A standard technique in parallel computing is to build new algorithms from existing high performance building blocks. For example, the LAPACK linear algebra library [1] is written in terms of the Basic Linear Algebra Subroutines (BLAS)[22][23][38], for which efficient implementations are available on many workstations, vector processors, and shared memory parallel machines. The recently released ScaLAPACK 1.0(beta) linear algebra library [26] is written in terms of the Parallel Block BLAS (PB-BLAS) [15], Basic Linear Algebra Communication Subroutines (BLACS) [25], BLAS and LAPACK. ScaLAPACK includes routines for LU, QR and Cholesky factorizations, and matrix inversion, and has been ported to the Intel Gamma, Delta and Paragon, Thinking Machines CM-5, and PVM clusters. The Connection Machine Scientific Software Library (CMSSL)[54] provides analogous functionality and high performance for the CM-5.
In this work, we use these high performance kernels to build two new algorithms for finding eigenvalues and invariant subspaces of nonsymmetric matrices on distributed memory parallel computers. These algorithms perform spectral divide and conquer, i.e. they recursively divide the matrix into smaller submatrices, each of which has a subset of the original eigenvalues as its own. One algorithm uses the matrix sign function evaluated with Newton iteration [4][6][42][8]. The other algorithm avoids the matrix inverse required by Newton iteration, and so is called the inverse free algorithm [7][44][10][30]. Both algorithms are simply constructed from a small set of highly parallelizable building blocks, including matrix multiplication, QR decomposition and matrix inversion, as we describe in section 2.

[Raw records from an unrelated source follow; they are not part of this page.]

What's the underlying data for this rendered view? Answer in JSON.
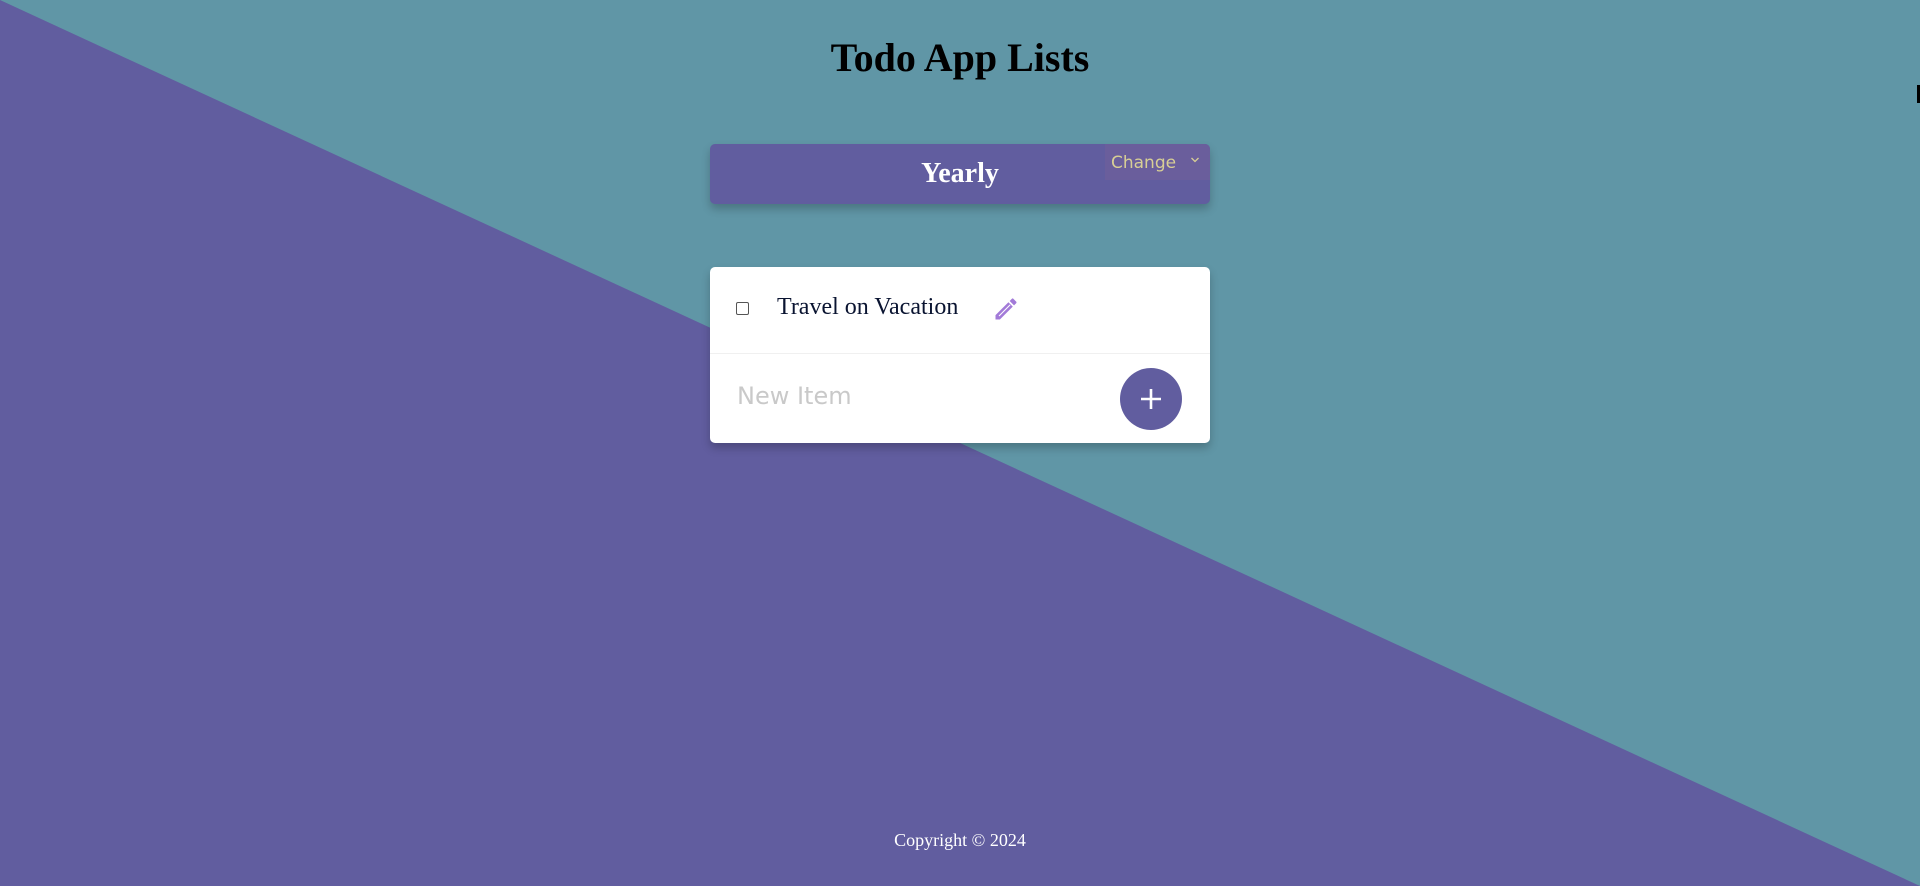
{
  "page": {
    "title": "Todo App Lists"
  },
  "list_header": {
    "title": "Yearly",
    "change_select": {
      "selected": "Change"
    }
  },
  "todo": {
    "items": [
      {
        "label": "Travel on Vacation",
        "checked": false
      }
    ],
    "new_item": {
      "value": "",
      "placeholder": "New Item"
    },
    "add_button_icon": "plus-icon",
    "edit_icon": "pencil-icon"
  },
  "footer": {
    "copyright": "Copyright © 2024"
  },
  "colors": {
    "background_teal": "#6096a6",
    "background_purple": "#615d9f",
    "accent_purple": "#615d9f",
    "edit_icon_color": "#a27ad8",
    "card_background": "#ffffff"
  }
}
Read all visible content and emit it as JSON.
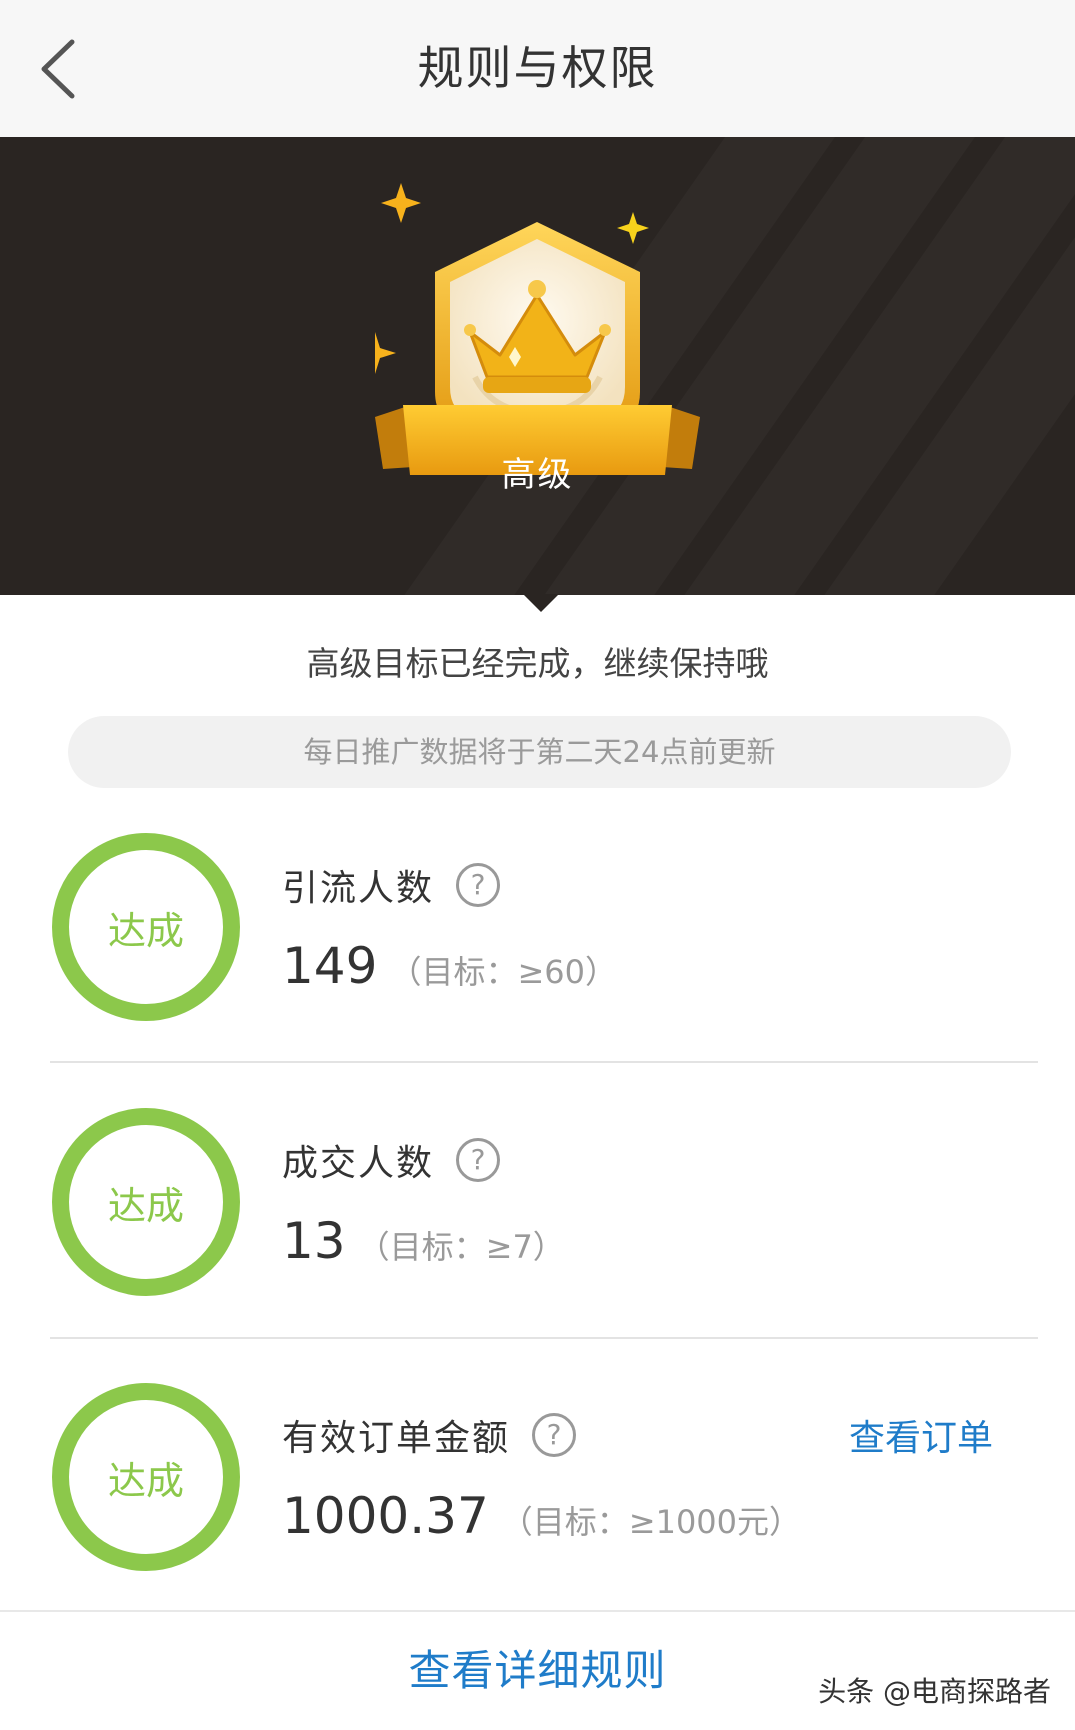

By using existing high performance kernels in ScaLAPACK and CMSSL, we have achieved high efficiency. On a 256 processor Intel Touchstone Delta system, the sign function algorithm reached 31% efficiency with respect to the underlying matrix multiplication (PUMMA [16]) for 4000-by-4000 matrices, and 82% efficiency with respect to the underlying ScaLAPACK 1.0 matrix inversion. On a 32 processor Thinking Machines CM-5 with vector units, the hybrid Newton-Schultz sign function algorithm obtained 41% efficiency with respect to matrix multiplication from CMSSL 3.2 for 2048-by-2048 matrices.
The nonsymmetric spectral decomposition problem has until recently resisted attempts at parallelization. The conventional method is to use the Hessenberg QR algorithm. One first reduces the matrix to Schur form, and then swaps the desired eigenvalues along the diagonal to group them together in order to form the desired invariant subspace [1]. The algorithm had appeared to required fine grain parallelism and be difficult to parallelize [57][27][5], but recently Henry and van de Geijn[32] have shown that the Hessenburg QR algorithm phase can be effectively parallelized for distributed memory parallel computers with up to 100 processors. Although parallel QR does not appear to be as scalable as the algorithms presented in this paper, it may be faster on a wide range of distributed memory parallel computers. Our algorithms perform several times as many floating point operations as QR, but they are nearly all within Level 3 BLAS, whereas implementations of QR performing the fewest floating point operations use less efficient Level 1 and 2 BLAS. A thorough comparison of these algorithms will be the subject of a future paper.
Other parallel eigenproblem algorithms which have been developed include earlier parallelizations of the QR algorithm [55][56][50][29], Hessenberg divide and conquer algorithm using either Newton's method [24] or homotopies [40][39][17], and Jacobi's method [49][48][47][28]. All these methods suffer from the use of fine-grain parallelism, instability, slow or misconvergence in the presence of clustered eigenvalues of the original problem or some constructed subproblems [20], or all three.
The methods in this paper may be less stable than QR algorithm, and may fail to converge in a number of circumstances. Fortunately, it is easy to detect and compensate for this loss of stability, by choosing to divide the spectrum in a slightly different location. Compared with the other approaches mentioned above, we believe the algorithms discussed in this paper offer an effective tradeoff between parallelizability and stability.
The other algorithms most closely related to the approaches used here may be found in [36][9][3], where symmetric matrices, or more generally matrices with real spectra, are treated.
Another advantage of the algorithms described in this paper is that they can compute just those eigenvalues (and the corresponding invariant subspace) in a user-specified region of the complex plane. To help the user specify this region, we will describe a graphical user interface for the algorithms.
The rest of this paper is organized as follows. In section 2, we present our two algorithms for spectral divide and conquer in a single framework, show how to divide the spectrum along arbitrary circles and lines in the complex plane, and discuss implementation details. In section 3, we discuss the performance of our algorithms on the Intel Delta and CM-5. In section 4, we present a model for the performance of our algorithms, and demonstrate that it can predict the execution time reasonably accurately. Section 5 describes the design of an X-window user interface. Section 6 draws conclusions and outlines our future work.